I’m immensely excited to be in Miami for CityLab 2016. Over the next few days, attendees will explore both challenges and innovative approaches to creating more sustainable and vibrant cities. I have the honor of serving on a breakout session on Monday, October 24 called Community Building with Arts and Culture. Moderated by Sammy Hoi, president of the Maryland Institute College of Art, the panel will also include Franklin Sirmans, director of the Perez Art Museum Miami; and Joe Robertson and Joe Murphy, founders and artistic directors of The Good Chance Theatre. I am humbled to be joined by such a distinguished list of presenters.

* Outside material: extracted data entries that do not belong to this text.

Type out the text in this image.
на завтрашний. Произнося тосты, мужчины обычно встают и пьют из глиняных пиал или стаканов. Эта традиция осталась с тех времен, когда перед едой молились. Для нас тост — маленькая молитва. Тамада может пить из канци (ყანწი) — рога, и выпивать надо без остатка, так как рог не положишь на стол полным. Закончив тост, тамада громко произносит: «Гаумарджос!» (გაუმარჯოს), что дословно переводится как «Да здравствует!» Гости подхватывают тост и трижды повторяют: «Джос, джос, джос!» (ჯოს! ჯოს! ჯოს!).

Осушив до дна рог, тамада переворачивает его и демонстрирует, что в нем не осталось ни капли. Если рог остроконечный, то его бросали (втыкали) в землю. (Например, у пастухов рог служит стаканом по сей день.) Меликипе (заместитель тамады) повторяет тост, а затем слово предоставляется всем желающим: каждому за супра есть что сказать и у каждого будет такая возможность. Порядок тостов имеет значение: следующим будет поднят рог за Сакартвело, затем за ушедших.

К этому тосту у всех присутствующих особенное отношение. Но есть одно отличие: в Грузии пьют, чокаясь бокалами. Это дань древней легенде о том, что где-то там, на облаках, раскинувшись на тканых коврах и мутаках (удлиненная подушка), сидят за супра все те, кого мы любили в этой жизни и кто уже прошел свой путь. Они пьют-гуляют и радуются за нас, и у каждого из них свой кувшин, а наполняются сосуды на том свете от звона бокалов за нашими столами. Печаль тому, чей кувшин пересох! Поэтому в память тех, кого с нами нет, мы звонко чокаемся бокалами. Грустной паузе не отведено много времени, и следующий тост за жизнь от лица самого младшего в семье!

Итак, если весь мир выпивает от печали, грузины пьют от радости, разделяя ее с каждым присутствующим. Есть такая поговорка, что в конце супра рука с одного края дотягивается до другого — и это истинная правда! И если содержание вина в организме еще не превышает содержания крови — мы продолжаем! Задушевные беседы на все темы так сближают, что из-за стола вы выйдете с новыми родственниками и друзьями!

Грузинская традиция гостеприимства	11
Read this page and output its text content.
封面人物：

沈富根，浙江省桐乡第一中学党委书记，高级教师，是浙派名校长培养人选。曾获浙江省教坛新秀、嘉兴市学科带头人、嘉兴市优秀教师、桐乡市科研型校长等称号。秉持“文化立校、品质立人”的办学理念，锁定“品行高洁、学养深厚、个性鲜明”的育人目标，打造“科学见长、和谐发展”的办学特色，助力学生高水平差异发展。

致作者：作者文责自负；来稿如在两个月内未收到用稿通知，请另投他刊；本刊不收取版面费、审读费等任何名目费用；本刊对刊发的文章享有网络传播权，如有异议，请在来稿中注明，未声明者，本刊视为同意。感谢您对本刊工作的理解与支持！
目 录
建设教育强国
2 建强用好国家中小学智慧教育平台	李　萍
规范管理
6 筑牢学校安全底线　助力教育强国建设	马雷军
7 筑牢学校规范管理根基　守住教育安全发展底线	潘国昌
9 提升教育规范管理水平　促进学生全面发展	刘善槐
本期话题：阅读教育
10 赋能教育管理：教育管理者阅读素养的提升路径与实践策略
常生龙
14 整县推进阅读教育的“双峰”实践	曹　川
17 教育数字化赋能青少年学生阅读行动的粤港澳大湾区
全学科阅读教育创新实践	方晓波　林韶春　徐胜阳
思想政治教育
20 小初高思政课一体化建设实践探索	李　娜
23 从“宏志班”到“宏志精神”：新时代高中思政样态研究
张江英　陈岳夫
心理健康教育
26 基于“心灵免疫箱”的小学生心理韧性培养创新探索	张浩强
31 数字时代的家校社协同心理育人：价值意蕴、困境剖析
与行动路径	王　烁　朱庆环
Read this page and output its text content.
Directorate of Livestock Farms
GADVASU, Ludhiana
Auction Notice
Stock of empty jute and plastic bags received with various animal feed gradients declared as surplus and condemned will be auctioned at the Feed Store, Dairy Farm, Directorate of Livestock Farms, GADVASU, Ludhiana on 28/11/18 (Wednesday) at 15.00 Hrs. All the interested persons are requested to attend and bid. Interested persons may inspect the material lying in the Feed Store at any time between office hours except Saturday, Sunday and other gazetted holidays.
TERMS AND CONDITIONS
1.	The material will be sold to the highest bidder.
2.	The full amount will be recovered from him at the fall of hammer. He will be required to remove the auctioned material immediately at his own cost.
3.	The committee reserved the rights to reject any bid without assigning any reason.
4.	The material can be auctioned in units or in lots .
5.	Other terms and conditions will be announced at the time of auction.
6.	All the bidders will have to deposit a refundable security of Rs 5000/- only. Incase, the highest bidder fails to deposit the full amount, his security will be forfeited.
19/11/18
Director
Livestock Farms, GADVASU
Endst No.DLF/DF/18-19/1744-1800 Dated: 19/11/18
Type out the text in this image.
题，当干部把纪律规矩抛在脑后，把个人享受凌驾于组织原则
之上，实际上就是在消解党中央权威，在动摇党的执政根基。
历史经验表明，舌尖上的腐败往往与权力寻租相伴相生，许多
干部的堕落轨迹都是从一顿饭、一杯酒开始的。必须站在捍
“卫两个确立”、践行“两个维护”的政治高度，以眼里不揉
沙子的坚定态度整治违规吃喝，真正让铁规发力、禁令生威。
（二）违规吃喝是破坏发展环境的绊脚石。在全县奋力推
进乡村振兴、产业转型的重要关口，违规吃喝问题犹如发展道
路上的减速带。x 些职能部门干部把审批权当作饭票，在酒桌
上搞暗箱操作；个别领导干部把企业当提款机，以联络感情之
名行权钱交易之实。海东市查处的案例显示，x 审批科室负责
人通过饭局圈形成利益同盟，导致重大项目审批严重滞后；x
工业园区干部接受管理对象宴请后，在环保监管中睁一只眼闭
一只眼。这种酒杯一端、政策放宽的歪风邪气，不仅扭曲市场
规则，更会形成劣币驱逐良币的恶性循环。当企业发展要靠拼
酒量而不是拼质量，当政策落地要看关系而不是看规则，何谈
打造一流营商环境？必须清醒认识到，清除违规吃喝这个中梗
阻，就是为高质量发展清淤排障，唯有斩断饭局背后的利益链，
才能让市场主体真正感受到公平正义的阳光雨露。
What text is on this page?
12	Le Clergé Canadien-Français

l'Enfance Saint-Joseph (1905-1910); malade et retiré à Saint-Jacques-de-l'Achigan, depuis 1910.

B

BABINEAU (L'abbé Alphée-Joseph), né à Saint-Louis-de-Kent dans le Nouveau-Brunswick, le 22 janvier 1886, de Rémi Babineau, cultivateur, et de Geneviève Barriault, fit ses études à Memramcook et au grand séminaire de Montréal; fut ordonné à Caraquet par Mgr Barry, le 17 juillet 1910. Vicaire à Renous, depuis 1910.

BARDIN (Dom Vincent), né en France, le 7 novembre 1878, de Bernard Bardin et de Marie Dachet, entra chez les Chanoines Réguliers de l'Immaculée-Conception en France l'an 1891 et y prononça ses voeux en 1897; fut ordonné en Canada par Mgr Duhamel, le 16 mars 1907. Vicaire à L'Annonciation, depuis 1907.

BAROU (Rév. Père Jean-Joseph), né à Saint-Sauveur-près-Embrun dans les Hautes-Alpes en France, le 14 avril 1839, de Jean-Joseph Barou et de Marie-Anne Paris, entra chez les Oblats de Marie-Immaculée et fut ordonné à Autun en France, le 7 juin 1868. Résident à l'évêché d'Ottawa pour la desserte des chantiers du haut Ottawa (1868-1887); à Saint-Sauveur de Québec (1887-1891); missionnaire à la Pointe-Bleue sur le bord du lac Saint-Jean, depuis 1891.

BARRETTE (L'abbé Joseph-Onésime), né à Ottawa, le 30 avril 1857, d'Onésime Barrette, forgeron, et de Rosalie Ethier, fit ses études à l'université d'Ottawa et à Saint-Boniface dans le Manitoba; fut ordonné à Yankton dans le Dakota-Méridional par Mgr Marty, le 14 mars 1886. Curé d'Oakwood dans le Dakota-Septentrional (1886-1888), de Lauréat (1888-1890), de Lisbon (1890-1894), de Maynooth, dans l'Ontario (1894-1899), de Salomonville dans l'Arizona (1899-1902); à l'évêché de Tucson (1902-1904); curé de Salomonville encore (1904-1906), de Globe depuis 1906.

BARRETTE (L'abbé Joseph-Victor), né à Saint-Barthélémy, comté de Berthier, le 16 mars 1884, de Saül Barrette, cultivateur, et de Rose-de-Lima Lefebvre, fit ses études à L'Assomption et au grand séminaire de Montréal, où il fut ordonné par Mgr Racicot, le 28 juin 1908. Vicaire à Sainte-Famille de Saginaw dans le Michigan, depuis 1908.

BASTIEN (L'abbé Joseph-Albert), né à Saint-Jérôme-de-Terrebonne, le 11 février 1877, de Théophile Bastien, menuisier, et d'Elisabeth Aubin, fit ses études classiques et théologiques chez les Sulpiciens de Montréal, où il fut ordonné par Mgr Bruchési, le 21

Here is the summary overview of our panel:
Two top museum directors working in diverse and, at times, divided cities, will explore the power of the arts to break down division and foster community, particularly across racial and ethnic lines. Franklin Sirmans of Miami’s Perez Art Museum and Devon Akmon of the Arab American National Museum will share strategies for how to use art as a lever for cross-cultural dialogue, They will be joined by Joe Robertson and Joe Murphy of the Good Chance Calais, a pro bono theater company which these two young British playwrights started in the infamous Calais Jungle refugee camp. Despite lacking plumbing, roofs over their heads, or much to eat, refugees from a host of nations came together under the Good Chance tenet and made art. In this session, inspiring anecdotes and clear cut strategic advice will be shared with a common goal of helping participants to reflect on how art connects us, highlighting our common humanity.
Dedicated to highlighting innovation and effective practices in urban governance, CityLab gathers the world’s most creative mayors and city practitioners with artists, academics, funders, and other public and private sector leaders focused on improving cities and spreading urban strategies that work.